Na quarta sessão do julgamento do processo conexo e separado da Operação Marquês, realizado no Juízo Criminal de Lisboa, o advogado José Baptista Neto, que trabalhou para o GES desde o Brasil, admitiu ter prestado assistência a Ricardo Salgado e à mulher, Maria João Bastos Salgado, para a aquisição de terrenos que viriam a ser escriturados em 2005 para a construção de uma “casa diferenciada” das outras daquele condomínio.
Mais tarde, segundo revelou a testemunha, o casal – casado com “separação total de bens” – voltou a contactá-lo para tratar da avaliação da casa que veio a ser construída nos lotes 20 e 21 daquele empreendimento na sequência de um projeto assinado pelo arquiteto Marcelo Montoro. “Aquela casa não tem vista para o mar e é mais isolada. É maior e mais sofisticada do que as existentes”, acrescentou o advogado de 67 anos.
“Recordo-me de ser contactado para avaliação da casa, em 2011, em agosto ou setembro. [Ricardo Salgado] pediu-me que fizesse duas avaliações. Como é de difícil acesso, não é muito fácil aqui na Bahia encontrar quem queira ir, mas fizemos duas avaliações com profissionais conceituados. Fui eu que contactei os dois corretores imobiliários”, frisou, adiantando que as avaliações oscilaram entre “nove e 10 milhões de reais” e que foi ele que pagou as avaliações “devidamente autorizado” pelo arguido.
O testemunho de Baptista Neto veio corroborar a tese da defesa de Ricardo Salgado de que a transferência de 3.967.611,00 euros (originalmente 4,9 milhões de francos suíços) com origem numa conta do banco Pictet de Henrique Granadeiro para a conta titulada pela sociedade ‘offshore’ Begolino, controlada pelo antigo banqueiro, corresponderia aproximadamente ao valor atribuído nas avaliações do imóvel e que se destinaria à sua compra.
O argumento viria a ser reforçado pelo testemunho do responsável por uma das avaliações, Rogério Lima Souza.
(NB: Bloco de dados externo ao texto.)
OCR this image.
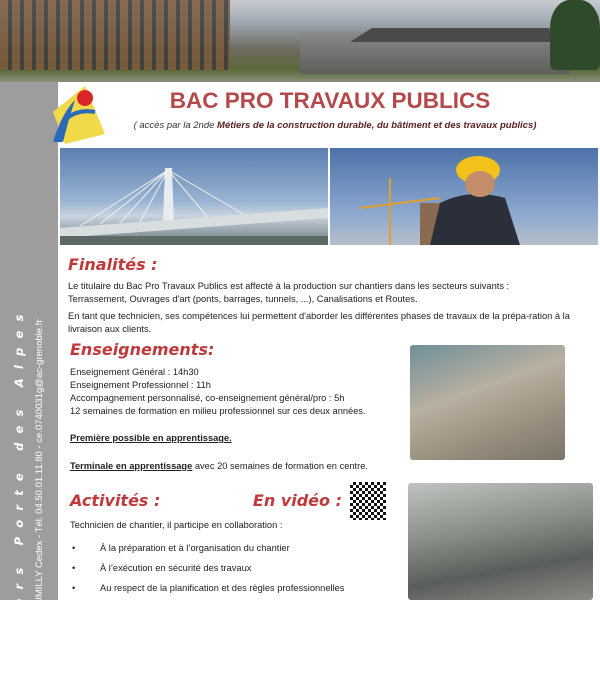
Métiers Porte des Alpes - BP 90 - 74151 RUMILLY Cedex - Tél. 04.50.01.11.80 - ce.0740031g@ac-grenoble.fr
BAC PRO TRAVAUX PUBLICS
( accès par la 2nde Métiers de la construction durable, du bâtiment et des travaux publics)
Finalités :
Le titulaire du Bac Pro Travaux Publics est affecté à la production sur chantiers dans les secteurs suivants : Terrassement, Ouvrages d'art (ponts, barrages, tunnels, ...), Canalisations et Routes.
En tant que technicien, ses compétences lui permettent d'aborder les différentes phases de travaux de la prépa-ration à la livraison aux clients.
Enseignements:
Enseignement Général : 14h30
Enseignement Professionnel : 11h
Accompagnement personnalisé, co-enseignement général/pro : 5h
12 semaines de formation en milieu professionnel sur ces deux années.
Première possible en apprentissage.
Terminale en apprentissage avec 20 semaines de formation en centre.
Activités :	En vidéo :
Technicien de chantier, il participe en collaboration :
•	À la préparation et à l’organisation du chantier
•	À l’exécution en sécurité des travaux
•	Au respect de la planification et des règles professionnelles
De acordo com a testemunha, a casa teve uma avaliação de 9,5 milhões de reais, um valor que corresponderia em 2011, segundo a contestação da defesa de Ricardo Salgado, a cerca de 5,5 milhões de dólares ou, mais concretamente, a 3.925.619,83 euros.
“Avaliei em 9,5 milhões de reais, mas não sabia quem eram os proprietários. Era um condomínio com muita procura naquela época, um condomínio ‘premium’ e só com gente de classe alta”, frisou o avaliador, que disse não conhecer pessoalmente o antigo líder do GES.
Já durante a manhã foi efetuada a audição de Rui Silveira, advogado e antigo membro do conselho de administração e da comissão executiva do BES. Sempre ligado ao pelouro jurídico da instituição, esta testemunha veio, essencialmente, defender que o poder de decisão não era exclusivo de Ricardo Salgado.
“Havia troca de impressões no Conselho Superior [do GES]. O trabalho de redação deste documento [regulamento do Conselho Superior] foi resultado da discussão de propostas: havia propostas de Ricardo Salgado, de Mário Mosqueira Amaral, do comandante Ricciardi, …”, salientou o advogado, enfatizando que “havia uma circulação grande de informação”.
O julgamento prossegue na próxima segunda-feira, dia em que será ouvida como testemunha a mulher do antigo banqueiro, Maria João Bastos Salgado, além das audições agendadas de Avelino Pereira Alves, João Pinho Cardão, Inácio Falcato, Isabel Vaz e Ricardo Charneca.
Ricardo Salgado responde neste julgamento por três crimes de abuso de confiança, devido a transferências de mais de 10 milhões de euros no âmbito da Operação Marquês, do qual este processo foi separado.